LONDON – All the main parties in Britain regard the National Health Service (NHS) as a fundamental part of the modern British welfare state, but a number of recent scandals suggest that there are weaknesses and flaws in the system.
The Mid-Staffordshire NHS trust, which was the subject of a recent official inquiry into the standards of care at the hospital, has been dissolved. The inquiry revealed serious flaws in the culture of the NHS. There was a lack of openness to criticism and general defensiveness. There was a lack of consideration for patients, an acceptance of poor standards and a failure to put the interests of the patient first. The administrators concentrated on achieving targets rather than improving care.
The responsibility for ensuring that the NHS looks after patients lies with a quango called the Care Quality Commission. The commission did not do its job properly in this case. It later emerged that officials had suppressed a report, which showed that the commission had failed in another case, because it showed the commission in a bad light. The commission has shown that “it was not fit for purpose.”
Accident and emergency (A&E) services have suffered from staff shortages and have had difficulty in meeting their target, which might seem an unambitious one, of seeing all patients within four hours.
The demand for A&E has greatly increased since the previous government, which allowed general practitioners to opt out of providing services after hours or at weekends, reached an agreement.
A special “hot line” for patients, which was supposed to provide off-hours coverage, did not work properly.
The problems of the NHS are at least partly due to budgetary constraints. While the NHS budget has been exempt from austerity cuts, it has not been increased and the service is expected to make large “efficiency savings.” People are living longer and the old need more medical and nursing care than the younger generations. Costly new drugs and improved medical and surgical treatments are being developed.
The problems are compounded by the difficulty and cost of providing care at home for old people. Various proposals have been discussed which would mean a cap on the amount individuals would have to pay for nursing care, but the cap will not be adopted before the next election and will not solve all the problems.
The present government thinks that stimulating competition in the NHS should lead to improvements and blames the former Labour government for allowing a culture to develop in which achieving performance targets was paramount. But the Labour Party believes that “commercializing” the NHS and injecting the profit motive into the service is wrong and dangerous.

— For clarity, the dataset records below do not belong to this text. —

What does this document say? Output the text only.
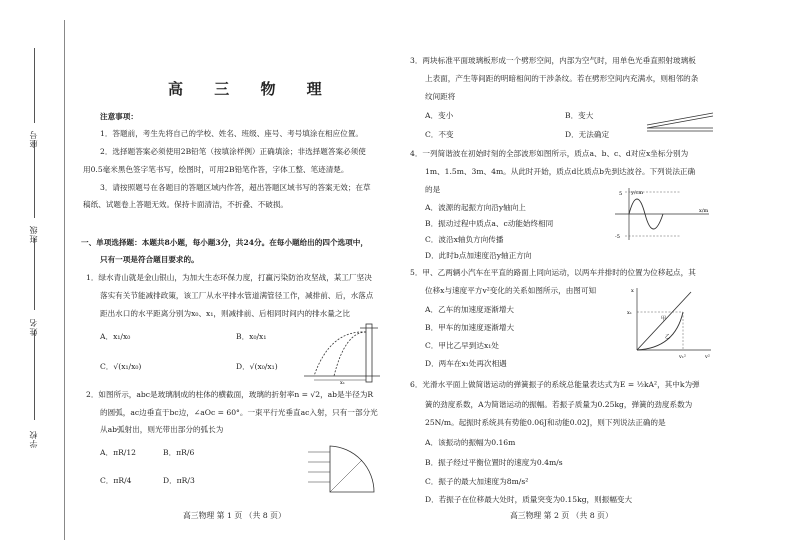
学校
姓名
班级
座号
高 三 物 理
注意事项：
1．答题前，考生先将自己的学校、姓名、班级、座号、考号填涂在相应位置。
2．选择题答案必须使用2B铅笔（按填涂样例）正确填涂；非选择题答案必须使
用0.5毫米黑色签字笔书写，绘图时，可用2B铅笔作答，字体工整、笔迹清楚。
3．请按照题号在各题目的答题区域内作答，超出答题区域书写的答案无效；在草
稿纸、试题卷上答题无效。保持卡面清洁，不折叠、不破损。
一、单项选择题：本题共8小题，每小题3分，共24分。在每小题给出的四个选项中，
只有一项是符合题目要求的。
1．绿水青山就是金山银山，为加大生态环保力度，打赢污染防治攻坚战，某工厂坚决
落实有关节能减排政策，该工厂从水平排水管道满管径工作，减排前、后，水落点
距出水口的水平距离分别为x₀、x₁，则减排前、后相同时间内的排水量之比
A．x₁/x₀	B．x₀/x₁
C．√(x₁/x₀)	D．√(x₀/x₁)
x₁
2．如图所示，abc是玻璃制成的柱体的横截面，玻璃的折射率n = √2，ab是半径为R
的圆弧，ac边垂直于bc边，∠aOc = 60°。一束平行光垂直ac入射，只有一部分光
从ab弧射出，则光带出部分的弧长为
A．πR/12	B．πR/6
C．πR/4	D．πR/3
高三物理 第 1 页 （共 8 页）
3．两块标准平面玻璃板形成一个劈形空间，内部为空气时，用单色光垂直照射玻璃板
上表面，产生等间距的明暗相间的干涉条纹。若在劈形空间内充满水，则相邻的条
纹间距将
A．变小	B．变大
C．不变	D．无法确定
4．一列简谐波在初始时刻的全部波形如图所示，质点a、b、c、d对应x坐标分别为
1m、1.5m、3m、4m。从此时开始，质点d比质点b先到达波谷。下列说法正确
的是
A．波源的起振方向沿y轴向上
B．振动过程中质点a、c动能始终相同
C．波沿x轴负方向传播
D．此时b点加速度沿y轴正方向
y/cm
x/m
5
-5
5．甲、乙两辆小汽车在平直的路面上同向运动，以两车并排时的位置为位移起点，其
位移x与速度平方v²变化的关系如图所示，由图可知
A．乙车的加速度逐渐增大
B．甲车的加速度逐渐增大
C．甲比乙早到达x₁处
D．两车在x₁处再次相遇
x
v²
x₁
v₁²
甲
乙
6．光滑水平面上做简谐运动的弹簧振子的系统总能量表达式为E = ½kA²，其中k为弹
簧的劲度系数，A为简谐运动的振幅。若振子质量为0.25kg，弹簧的劲度系数为
25N/m。起振时系统具有势能0.06J和动能0.02J，则下列说法正确的是
A．该振动的振幅为0.16m
B．振子经过平衡位置时的速度为0.4m/s
C．振子的最大加速度为8m/s²
D．若振子在位移最大处时，质量突变为0.15kg，则振幅变大
高三物理 第 2 页 （共 8 页）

Morale is poor in certain sections of the NHS, and attempts to cover up mistakes and gag whistleblowers have harmed the image of the service.
Nevertheless, the NHS, despite its failings, despite the mistakes of the regulators and despite botched attempts by successive British governments to reorganize it, generally provides a pretty good service, but more must be done to ensure that patient care is always put first.
The issues facing the NHS are not unique. Most developed countries face similar problems of aging populations and cost pressures. International comparisons are difficult to make because standards vary and like for like comparisons are almost impossible. But British health care costs as a proportion of gross national income are comparable with those of other West European countries and lower than the United States despite the fact that NHS services are free and available to all citizens.
There are no easy solutions to the problems facing the NHS and other health services. A greater part of the national income could be devoted to health either by increasing taxes or cutting other services or by charging for services in ways, which would be acceptable to users and would not be too costly to administer. But at present there is no consensus in favor of any of these alternatives.
Another alternative would be rationing of services and rejecting costly new drugs or treatments. Rationing would be highly unpopular and is unlikely to be adopted overtly. Already the National Institute for Clinical Excellence vets new drugs and treatments to ensure that they are “cost- efficient.” This is difficult to define and decisions to reject a new drug are often controversial not only with drug companies but also with patients who may be denied a drug because it “only gives a patient a few extra weeks of life.”
The British government is probably right to put the main emphasis on improving quality by greater efficiency. A change must be made in the culture of the NHS by giving top priority to patient care and not attempting to gag or bribe whistleblowers.
The government must also be careful to ensure that lobbying is transparent and dealt with objectively. The British Medical Association, which represents doctors, is a professional body but it acts in the interests of doctors, not of patients. Commercially motivated representations by drug companies must be treated with even greater caution.
Health services are just as important for Japanese as for British people. Japan has a higher proportion of old people. Japanese health scandals have not been publicized to the world in recent years.
Is this because there have been few of them or is it because the health professionals have managed to ensure that they are not publicized in the media?
The Japan Medical Association (JMA) has formidable political clout and support within the Liberal Democratic Party. It is reported to be working hard against any liberalization of medical practice in Japan, which might impinge on the earnings of Japanese doctors.
In particular it is apparently against any modification of Japanese rules, which makes it difficult for foreign doctors to practice in Japan. This was an issue in which I was involved more than 50 years ago when I was a junior diplomat in Tokyo. The JMA has not apparently moved on in the decades since.
Hugh Cortazzi served as Britain’s ambassador to Japan from 1980-1984.